Cabisbaixo, e com um sentimento de fracasso total ele volta para sua casa. O corpo em pé, mas a alma arrastando sob o asfalto poeirento.

Naquele momento, acredito que se eu pudesse sentir a tal compaixão humana eu me compadeceria daquele ser, mas esse não era meu trabalho. Meu trabalho ali só estava começando.

A porta fez um ruído baixo quando ele entrou pela porta dos fundos da pequena casa alugada, a única que conseguira arranjar com o que tinha de oferecer. Parou e olhou a cozinha ainda vazia. Somente o bule com o café que havia feito estava sobre a pia, uma coisa inanimada refletindo o brilho fosco do sol. Do lado ficava a prateleira com os escassos mantimentos daquele mês. No mês que vem seria ainda mais precária sua situação, será que terá o de dar para comer ao filho e à esposa? Sentou-se e debruçou-se sobre a mesa. Um choro silencioso começou, contido para que não incomodasse a esposa debilitada.

Foi um simples afago que fiz em sua cabeça nesse momento, e toda a realidade a sua volta mudou.

Levantou-se ríspido fazendo a cadeira bater na parede. O rosto fechado, as lágrimas secando enquanto desciam pela pele mal-tratada da face. Os passos agora eram pesados, fazendo acordar qualquer um que estivesse ainda dormindo naquela casa. Foi direto para o quarto onde viu sua mulher saindo da cama e sentando-se na cadeira de rodas. Ela havia sofrido um acidente, logo após o nascimento do filho, que danificou sua coluna e desde então ela não tinha mais o poder de movimentar os membros inferiores. Olhou para ele espantada, parecia não reconhecer o marido naquele corpo. Ele aproximou-se dela como um lobo atacando sua presa, ergueu a mão e lhe deu um golpe no rosto que a fez cair do lado da cadeira. Ela apenas deu um gemido fino e não viu quando o marido cravou as mãos em sua garganta fazendo-a sufocar. Ele ainda sacolejava a cabeça dela, batendo no chão e na roda da cadeira. Ela grudou as unhas nos pulsos dele, mas ele parecia ser feito de pedra agora, e sua força era ínfima.

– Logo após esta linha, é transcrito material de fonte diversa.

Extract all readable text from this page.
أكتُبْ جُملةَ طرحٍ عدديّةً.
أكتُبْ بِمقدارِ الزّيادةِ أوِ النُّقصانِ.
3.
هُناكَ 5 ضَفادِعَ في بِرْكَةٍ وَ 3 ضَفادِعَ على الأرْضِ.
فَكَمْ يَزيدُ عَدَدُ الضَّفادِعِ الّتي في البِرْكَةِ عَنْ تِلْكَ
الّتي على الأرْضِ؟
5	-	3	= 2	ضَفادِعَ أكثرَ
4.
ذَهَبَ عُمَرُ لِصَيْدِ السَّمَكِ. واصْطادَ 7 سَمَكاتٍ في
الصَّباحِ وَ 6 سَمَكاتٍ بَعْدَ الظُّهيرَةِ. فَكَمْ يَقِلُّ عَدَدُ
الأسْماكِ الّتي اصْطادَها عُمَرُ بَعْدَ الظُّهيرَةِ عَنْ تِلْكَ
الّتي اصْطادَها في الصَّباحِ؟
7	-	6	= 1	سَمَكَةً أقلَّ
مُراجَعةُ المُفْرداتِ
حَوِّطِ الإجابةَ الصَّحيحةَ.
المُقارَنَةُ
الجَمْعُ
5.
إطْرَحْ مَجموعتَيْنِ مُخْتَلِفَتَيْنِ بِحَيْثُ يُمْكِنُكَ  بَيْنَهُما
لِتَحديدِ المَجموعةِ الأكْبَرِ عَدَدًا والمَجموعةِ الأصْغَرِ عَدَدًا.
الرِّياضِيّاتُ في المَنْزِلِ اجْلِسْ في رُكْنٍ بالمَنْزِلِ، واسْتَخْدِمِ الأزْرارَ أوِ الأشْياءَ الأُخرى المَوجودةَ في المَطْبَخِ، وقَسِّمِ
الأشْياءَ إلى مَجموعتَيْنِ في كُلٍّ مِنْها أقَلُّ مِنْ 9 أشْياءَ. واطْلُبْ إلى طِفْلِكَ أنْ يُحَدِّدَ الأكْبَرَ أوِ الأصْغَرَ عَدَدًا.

Eu estava a cabeceira da cama analisando e apreciando cada ação que faziam até que algo na porta me surpreendeu.

- Pai!

Um garoto de uns 5 ou 6 anos, com a cara amassada pelo lençol, olhava assustado para o pai.

O homem olhou o garoto como se nunca tivesse o visto antes na vida e começou a liberar a pressão no pescoço da mulher. A mulher, vendo o que ia acontecer, não tentava mais afastar os braços do marido, ela segurava, com uma força que antes não havia demonstrado, mas que sabia não ser o bastante.

Ele então tira os olhos do garoto e volta para a mulher, parece ganir enquanto suas mãos a sufocam ainda mais forte. Eleva a cabeça dela um pouco mais alto e faz descer rápido sobre o chão e assim ela desfalece.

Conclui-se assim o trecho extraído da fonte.